Kontroversi & Tantangan Implementasi
-
Resistensi Masyarakat atas Pajak Natura
Aturan ini awalnya dinilai memberatkan pekerja dengan tunjangan natura (seperti TNI/Polri). Revisi melalui PP No. 55/2023 membuktikan pemerintah perlu menyeimbangkan kepentingan fiskal dan respons sosial. -
Potensi Inflasi Akibat Kenaikan PPN
Kenaikan tarif PPN berisiko meningkatkan harga barang/jasa, terutama bagi masyarakat berpenghasilan rendah. -
Kompleksitas Administrasi PPS
Meski target PPS 2021 adalah Rp1.000 triliun, realisasi hanya Rp103 triliun (per April 2022), menunjukkan kurangnya partisipasi Wajib Pajak.
Dampak Strategis
- Peningkatan Tax Ratio: UU HPP diharapkan menaikkan tax ratio menjadi 12% pada 2025.
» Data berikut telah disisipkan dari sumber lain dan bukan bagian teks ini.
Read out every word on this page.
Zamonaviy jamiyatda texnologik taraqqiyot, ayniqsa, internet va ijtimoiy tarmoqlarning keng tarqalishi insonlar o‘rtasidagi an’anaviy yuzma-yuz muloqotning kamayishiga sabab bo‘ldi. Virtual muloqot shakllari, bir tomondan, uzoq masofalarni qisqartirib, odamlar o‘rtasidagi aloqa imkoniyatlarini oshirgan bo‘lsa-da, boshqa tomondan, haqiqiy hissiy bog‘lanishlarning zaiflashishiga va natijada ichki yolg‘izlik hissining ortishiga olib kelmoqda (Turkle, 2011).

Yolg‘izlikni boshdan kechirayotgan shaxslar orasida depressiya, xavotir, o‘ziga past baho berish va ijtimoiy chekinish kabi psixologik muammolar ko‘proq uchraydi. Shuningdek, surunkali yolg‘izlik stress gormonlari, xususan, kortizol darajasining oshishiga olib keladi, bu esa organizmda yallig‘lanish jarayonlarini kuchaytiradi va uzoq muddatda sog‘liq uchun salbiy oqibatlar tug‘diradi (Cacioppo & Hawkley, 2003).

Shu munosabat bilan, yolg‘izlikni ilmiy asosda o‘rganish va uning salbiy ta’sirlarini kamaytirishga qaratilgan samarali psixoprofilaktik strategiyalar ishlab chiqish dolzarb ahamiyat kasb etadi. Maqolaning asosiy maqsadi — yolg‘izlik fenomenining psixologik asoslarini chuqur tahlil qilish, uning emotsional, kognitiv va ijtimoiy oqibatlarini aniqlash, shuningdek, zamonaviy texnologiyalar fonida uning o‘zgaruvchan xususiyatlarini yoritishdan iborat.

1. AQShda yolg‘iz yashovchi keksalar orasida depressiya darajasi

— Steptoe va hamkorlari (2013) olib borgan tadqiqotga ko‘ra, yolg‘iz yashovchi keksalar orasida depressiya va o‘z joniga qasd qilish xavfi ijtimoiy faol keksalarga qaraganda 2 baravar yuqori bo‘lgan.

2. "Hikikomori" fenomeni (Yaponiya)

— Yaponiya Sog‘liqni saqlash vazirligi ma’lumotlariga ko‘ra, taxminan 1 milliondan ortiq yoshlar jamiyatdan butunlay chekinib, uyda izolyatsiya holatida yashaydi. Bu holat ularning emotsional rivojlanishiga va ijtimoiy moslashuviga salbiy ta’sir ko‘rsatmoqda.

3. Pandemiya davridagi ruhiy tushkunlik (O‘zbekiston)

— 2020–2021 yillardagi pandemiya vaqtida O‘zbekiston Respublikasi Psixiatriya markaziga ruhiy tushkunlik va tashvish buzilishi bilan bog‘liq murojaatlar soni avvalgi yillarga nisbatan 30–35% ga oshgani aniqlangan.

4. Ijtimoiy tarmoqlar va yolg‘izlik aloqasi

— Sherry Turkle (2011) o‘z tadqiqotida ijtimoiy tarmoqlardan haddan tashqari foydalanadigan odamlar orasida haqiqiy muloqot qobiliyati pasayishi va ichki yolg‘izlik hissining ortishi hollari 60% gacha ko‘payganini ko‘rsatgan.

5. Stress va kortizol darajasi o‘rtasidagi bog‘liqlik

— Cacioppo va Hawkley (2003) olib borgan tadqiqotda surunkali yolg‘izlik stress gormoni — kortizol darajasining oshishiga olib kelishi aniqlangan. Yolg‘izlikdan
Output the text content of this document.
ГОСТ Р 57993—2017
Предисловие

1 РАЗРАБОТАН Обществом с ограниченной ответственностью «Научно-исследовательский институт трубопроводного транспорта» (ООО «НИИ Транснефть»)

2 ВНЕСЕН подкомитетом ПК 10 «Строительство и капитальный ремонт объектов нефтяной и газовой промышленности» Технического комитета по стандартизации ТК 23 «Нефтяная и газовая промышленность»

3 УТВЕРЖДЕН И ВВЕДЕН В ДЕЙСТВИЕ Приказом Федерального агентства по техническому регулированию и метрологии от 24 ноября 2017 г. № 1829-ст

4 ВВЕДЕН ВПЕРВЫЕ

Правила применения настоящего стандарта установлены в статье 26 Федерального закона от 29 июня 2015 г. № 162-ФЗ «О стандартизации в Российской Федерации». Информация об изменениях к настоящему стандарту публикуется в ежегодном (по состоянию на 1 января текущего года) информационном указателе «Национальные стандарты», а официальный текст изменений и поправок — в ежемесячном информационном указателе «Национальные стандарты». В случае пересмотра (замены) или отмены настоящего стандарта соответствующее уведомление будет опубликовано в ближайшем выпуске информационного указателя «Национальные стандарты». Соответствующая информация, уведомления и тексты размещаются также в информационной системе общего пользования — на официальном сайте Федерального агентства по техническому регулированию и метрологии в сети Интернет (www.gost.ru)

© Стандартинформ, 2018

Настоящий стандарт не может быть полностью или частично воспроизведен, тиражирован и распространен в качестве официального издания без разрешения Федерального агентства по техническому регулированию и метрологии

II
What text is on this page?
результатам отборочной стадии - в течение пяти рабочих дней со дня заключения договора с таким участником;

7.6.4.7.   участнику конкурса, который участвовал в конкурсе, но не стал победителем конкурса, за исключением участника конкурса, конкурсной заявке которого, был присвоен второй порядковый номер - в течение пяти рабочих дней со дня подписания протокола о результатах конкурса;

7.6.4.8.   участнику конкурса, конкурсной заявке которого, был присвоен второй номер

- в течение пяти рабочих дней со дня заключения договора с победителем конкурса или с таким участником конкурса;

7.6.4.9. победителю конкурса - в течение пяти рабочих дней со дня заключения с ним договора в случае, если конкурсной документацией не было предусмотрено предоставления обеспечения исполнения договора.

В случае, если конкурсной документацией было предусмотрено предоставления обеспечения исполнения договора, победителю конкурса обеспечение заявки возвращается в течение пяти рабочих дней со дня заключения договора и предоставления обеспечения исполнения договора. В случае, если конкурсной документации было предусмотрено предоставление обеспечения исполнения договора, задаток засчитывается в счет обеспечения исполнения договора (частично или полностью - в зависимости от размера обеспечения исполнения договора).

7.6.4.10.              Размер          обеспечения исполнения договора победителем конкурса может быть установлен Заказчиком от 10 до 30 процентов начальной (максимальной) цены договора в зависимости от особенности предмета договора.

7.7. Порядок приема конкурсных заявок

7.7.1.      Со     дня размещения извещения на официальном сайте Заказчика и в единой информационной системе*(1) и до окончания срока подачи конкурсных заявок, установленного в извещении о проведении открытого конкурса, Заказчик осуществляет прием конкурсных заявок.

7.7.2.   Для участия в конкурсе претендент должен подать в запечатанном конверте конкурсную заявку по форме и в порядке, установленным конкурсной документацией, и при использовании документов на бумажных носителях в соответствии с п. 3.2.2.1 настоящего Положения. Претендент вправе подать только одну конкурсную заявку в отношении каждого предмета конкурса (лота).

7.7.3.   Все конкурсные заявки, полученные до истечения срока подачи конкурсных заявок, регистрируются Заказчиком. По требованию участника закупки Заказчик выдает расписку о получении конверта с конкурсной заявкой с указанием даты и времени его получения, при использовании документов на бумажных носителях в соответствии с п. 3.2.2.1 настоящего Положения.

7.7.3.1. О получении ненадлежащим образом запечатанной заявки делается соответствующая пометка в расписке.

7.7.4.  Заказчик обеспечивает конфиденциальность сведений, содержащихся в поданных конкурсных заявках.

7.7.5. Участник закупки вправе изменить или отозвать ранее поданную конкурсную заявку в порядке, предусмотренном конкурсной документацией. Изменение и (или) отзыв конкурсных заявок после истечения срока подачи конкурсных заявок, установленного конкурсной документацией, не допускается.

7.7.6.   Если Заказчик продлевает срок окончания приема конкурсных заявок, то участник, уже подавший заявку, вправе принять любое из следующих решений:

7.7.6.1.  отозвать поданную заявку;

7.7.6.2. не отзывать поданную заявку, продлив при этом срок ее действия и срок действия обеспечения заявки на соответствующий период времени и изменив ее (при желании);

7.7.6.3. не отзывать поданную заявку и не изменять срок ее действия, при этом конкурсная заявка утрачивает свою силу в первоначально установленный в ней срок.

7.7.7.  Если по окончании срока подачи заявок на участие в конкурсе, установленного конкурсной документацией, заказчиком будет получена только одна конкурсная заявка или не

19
- Kepastian Hukum: Harmonisasi 7 UU pajak mengurangi konflik interpretasi dan litigasi.
- Penegakan Hukum Global: Kerja sama penagihan pajak lintas negara mempersempit ruang penghindaran pajak (tax haven).
Catatan Penting: Beberapa pasal UU HPP (seperti pajak natura) telah direvisi melalui peraturan turunan. Penting untuk selalu merujuk pada aturan terbaru dan konsultasi dengan tax advisor terkait implikasi spesifik.